Field Marshal regularly and in large quantities wrote to his wife, and his five daughters from the battleground. His letters were later published in the “Russkaya Starina” (Russian Antiquity) magazine, including 83 letters to his daughter Countess Elizaveta Mikhailovna Tizengauzen. The biographers of the great commander had no idea that in these full of warmth and rugged tenderness letters so loving his offspring commander had been revealing, in fact, the mere strategic military secrets of warfare. The electronic copy of the 1912-year’s edition of Kutuzov in his correspondence with his family by Gregory Georgiyevsky is told that he pointed to her daughter Anna the cities and the roads, which she has to stay away of: “It seems, - suggests the author, - with the same accession to command of Russian troops Kutuzov had already outlined for himself the surest way to defeat the enemy. Not Moscow considers it the main theater of the war. Apparently, Moscow's fate had already been decided in his mind, seasoned with vast knowledge and many years of combat experience, and warmed with a sense of genuine, passionate love for his country. The Kaluga Road - there was the theater of war, scheduled by Kutuzov not only before Moscow, but earlier than Borodino.” And further an important for the researchers fact is underlined: “That was him who had gained the victory, and the victory was so brilliant and only after he moved the scene of operations to the Kaluga Road. This circumstance - Kutuzov's plan - it is very important for the history of the Patriotic War of 1812, and investigated only owing to the letters of Kutuzov to his daughters.”

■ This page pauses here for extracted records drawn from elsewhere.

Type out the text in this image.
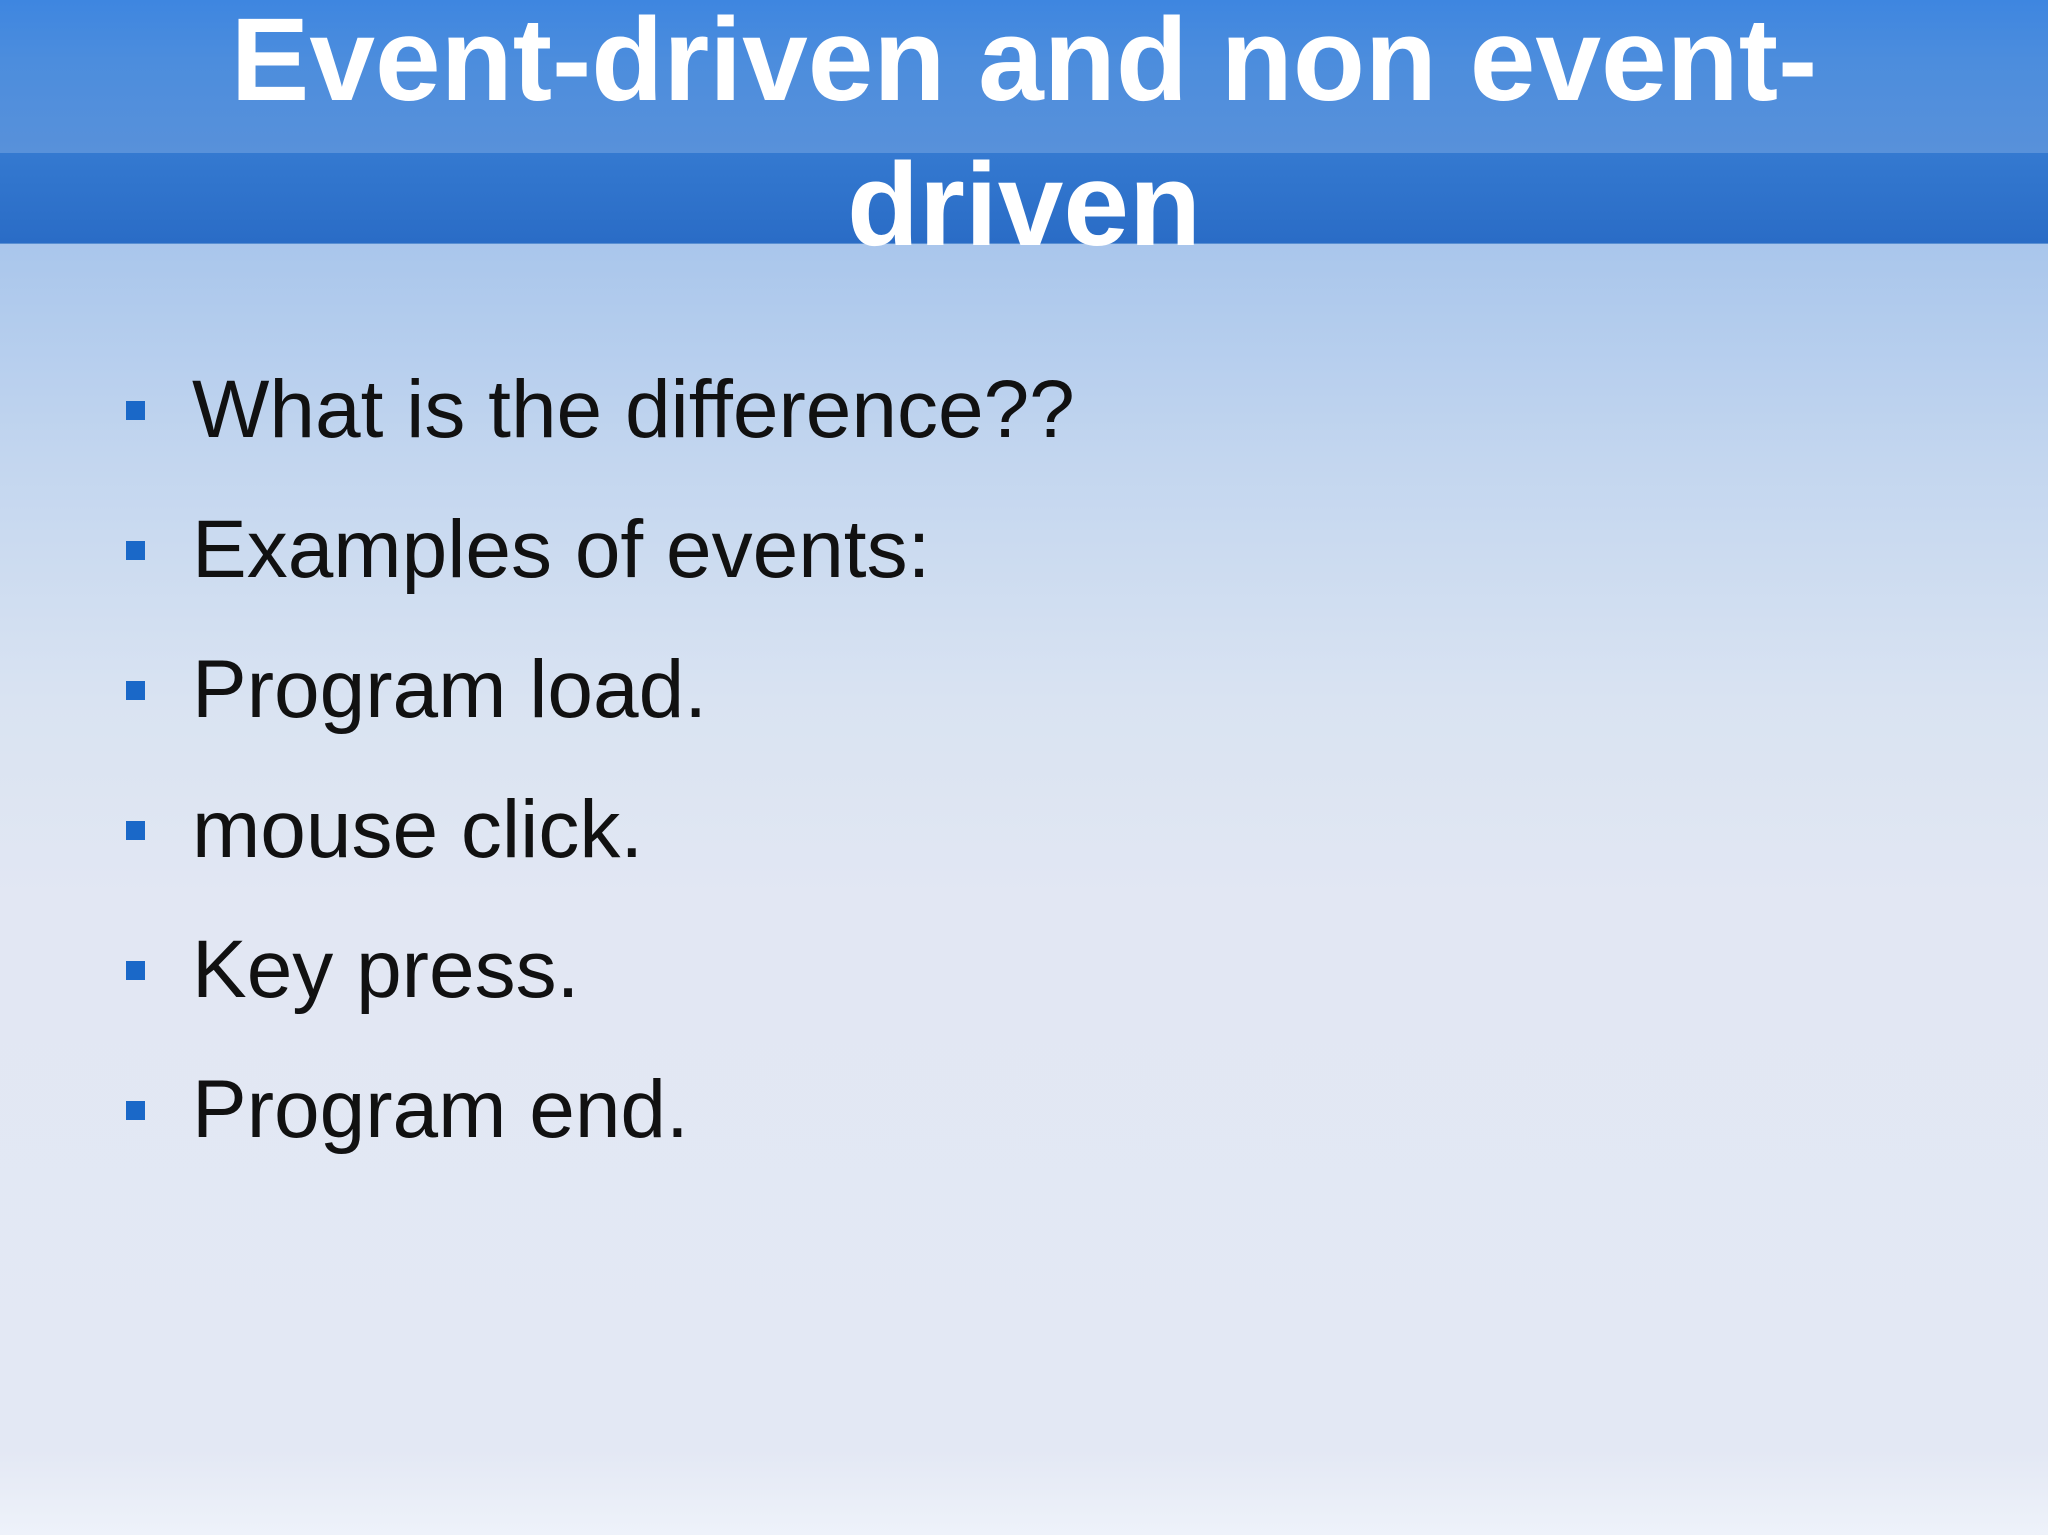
Event-driven and non event-driven
What is the difference??
Examples of events:
Program load.
mouse click.
Key press.
Program end.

As a rich contradictory personality, endowed with an instinct of wisdom, Tolstoy characterizes commander in the novel “War and Peace” - an electronic copy of the 1942-year’s Field Marshal Kutuzov: excerpts from the novel “War and Peace” book of related to the commander excerpts from the immortal work of Tolstoy, a part of the “Our Great Ancestors” series, is presented in the Presidential Library. According to the writer, the Generalissimo acts not at the level of understanding, but at the level of some innate instinct. Kutuzov does not give a decisive battle to the French not because he does not want to, - the emperor wants it, and entire staff wants too, - but because the natural course of things, that he is unable to express in words, is against to it. The only right decision about a day and a place of the Battle of Borodino Kutuzov makes in Fili, one against all. His unconscious mind, nurtured by the native land, takes over an unemotional logic of conventional military strategy.
“Russia will never forget her well-deserving son and will always be proud of the glorious deeds of that “idol of the northern troops,” an expert guard of our homeland, a disarmer of all its enemies,” - that is how Gervais summed up the role of commander in his The glorious leader of 1812 Kutuzov essay.